3. running in new neighborhoods and having to sit and map out what might be a nice route of the proper duration {currently in the 6.5-8 mile range}. and today, i had my single most beautiful run that even topped my first run in vancouver around stanley park. discovery park. you took my breath away {and not just because i did my first longer trail run}.

on the topic of my run, as i was thinking back to what i will call the act of coming back to seattle, the image of returning "home" to the garage where all my belongings are stored flitted through my mind. it was a pretty visceral image and it was followed quickly by the sense that i would be returning to a graveyard. a place where all my things have gone to die, resting in peace until i came back to revive them. i quickly replaced that idea with one of hibernating animals simply going to ground for the winter, snuggled up amongst the tightly packed boxes and curling into each other. while the latter is a much softer image, between the two i somehow felt more distinctly the connection between the things and myself. rather than having an inherent value, it's more that their value is something i imbue, their beauty something i invest in my careful consideration of what i acquire and how it's arranged. for the first time, all sweaty running the forest paths of discovery park, it sank into my understanding that the magic they contain and greet me with every time i entered my home actually came from me--a puppeteer animating my things and giving them spirits and life.
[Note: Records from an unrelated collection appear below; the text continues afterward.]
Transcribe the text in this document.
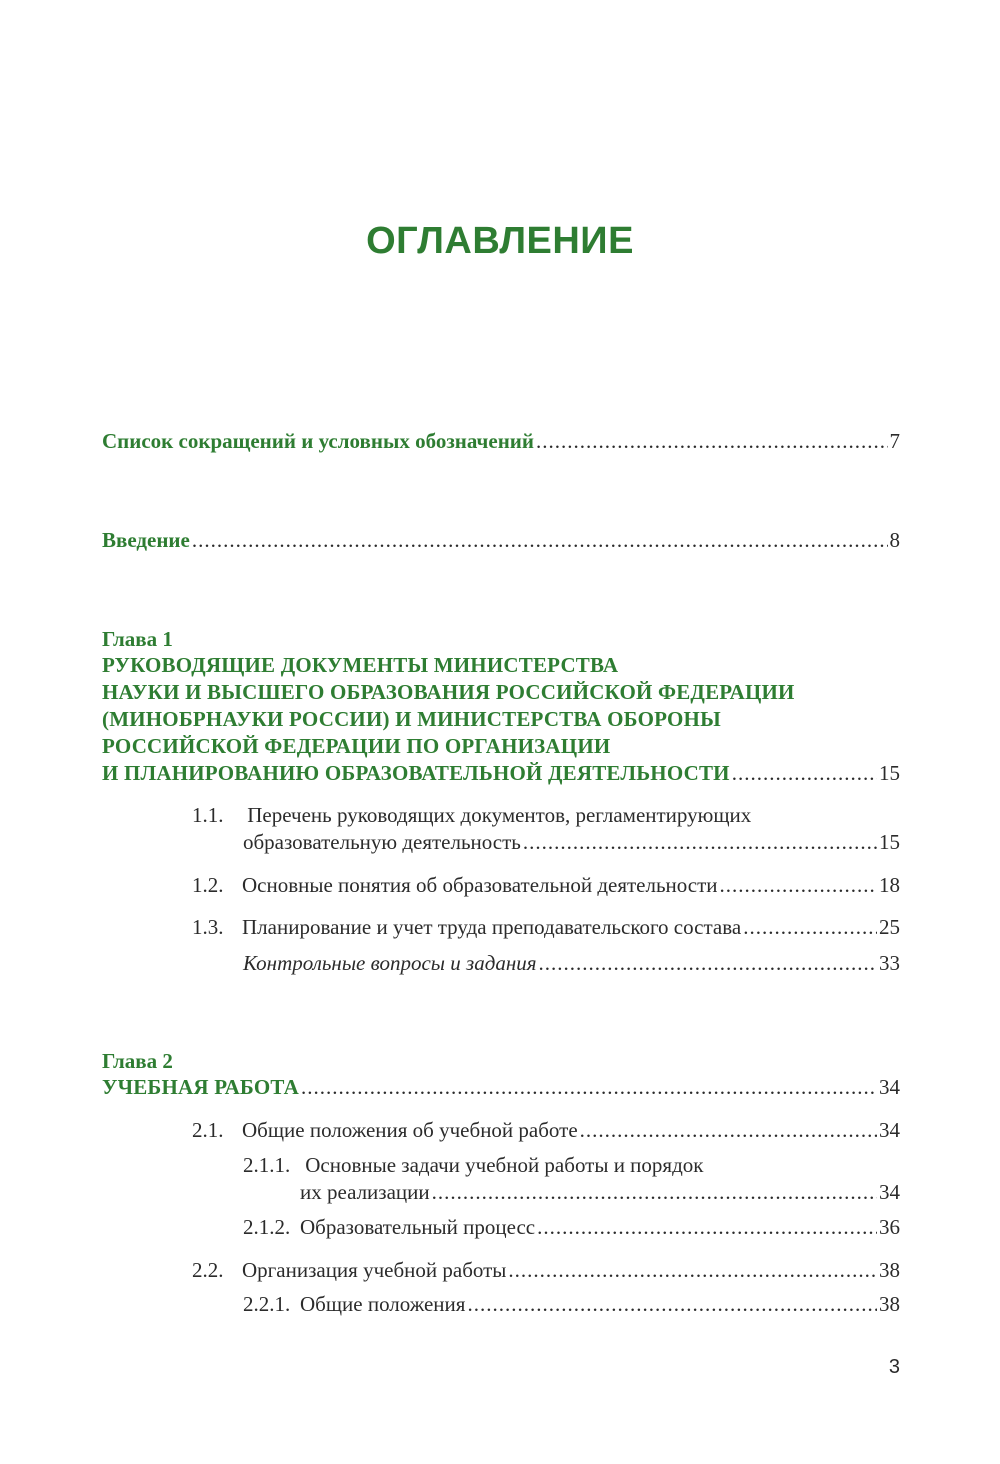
ОГЛАВЛЕНИЕ
Список сокращений и условных обозначений .....	7
Введение .....	8
Глава 1
РУКОВОДЯЩИЕ ДОКУМЕНТЫ МИНИСТЕРСТВА
НАУКИ И ВЫСШЕГО ОБРАЗОВАНИЯ РОССИЙСКОЙ ФЕДЕРАЦИИ
(МИНОБРНАУКИ РОССИИ) И МИНИСТЕРСТВА ОБОРОНЫ
РОССИЙСКОЙ ФЕДЕРАЦИИ ПО ОРГАНИЗАЦИИ
И ПЛАНИРОВАНИЮ ОБРАЗОВАТЕЛЬНОЙ ДЕЯТЕЛЬНОСТИ .....	15
1.1. Перечень руководящих документов, регламентирующих
образовательную деятельность .....	15
1.2. Основные понятия об образовательной деятельности .....	18
1.3. Планирование и учет труда преподавательского состава .....	25
Контрольные вопросы и задания .....	33
Глава 2
УЧЕБНАЯ РАБОТА .....	34
2.1. Общие положения об учебной работе .....	34
2.1.1. Основные задачи учебной работы и порядок
их реализации .....	34
2.1.2. Образовательный процесс .....	36
2.2. Организация учебной работы .....	38
2.2.1. Общие положения .....	38
3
and now, hours later, as i think back to this circuit of give and take between objects of resonance and myself, i see how much power i put in the other inherently lessening my own. all along it was only a mirror giving back what i put out.

i make another leap in emotional understanding as i feel for the first time the strength of what thom yorke gives me is merely a reflection of myself {though really, there is no merely where he is concerned}.

on that tangent, one last thought i don't think i ever published here: a moment this spring writing a good friend. i said:

in case it isn't clear, thom is the sun in my artistic universe...though....actually, i would say, that's what it has felt like for the past 13 years since i started listening to them...but my intuition just stepped in this very moment to correct me and say: "thom yorke is the big mirror being held up to the sun that is you, shining in your own creative universe."

still working on that reality, but i think--i hope, as i take away the mirrors that comforted me with my own sense of self, my own connection to beauty that i always managed to believe could never be me but at best could be my things, i will find the more direct connection to these spaces inside me.

okay, off to bed, the one i've been graciously given for this week with children's books, painted murals and tinkerbell decals to keep me company.

~nomad nate.

writing from magnolia, seattle.


1 comment:

John Z said...

Bohemian:
a person, as an artist or writer, who lives and acts free of regard for conventional rules and practices.

living a wandering or vagabond life, as a Gypsy.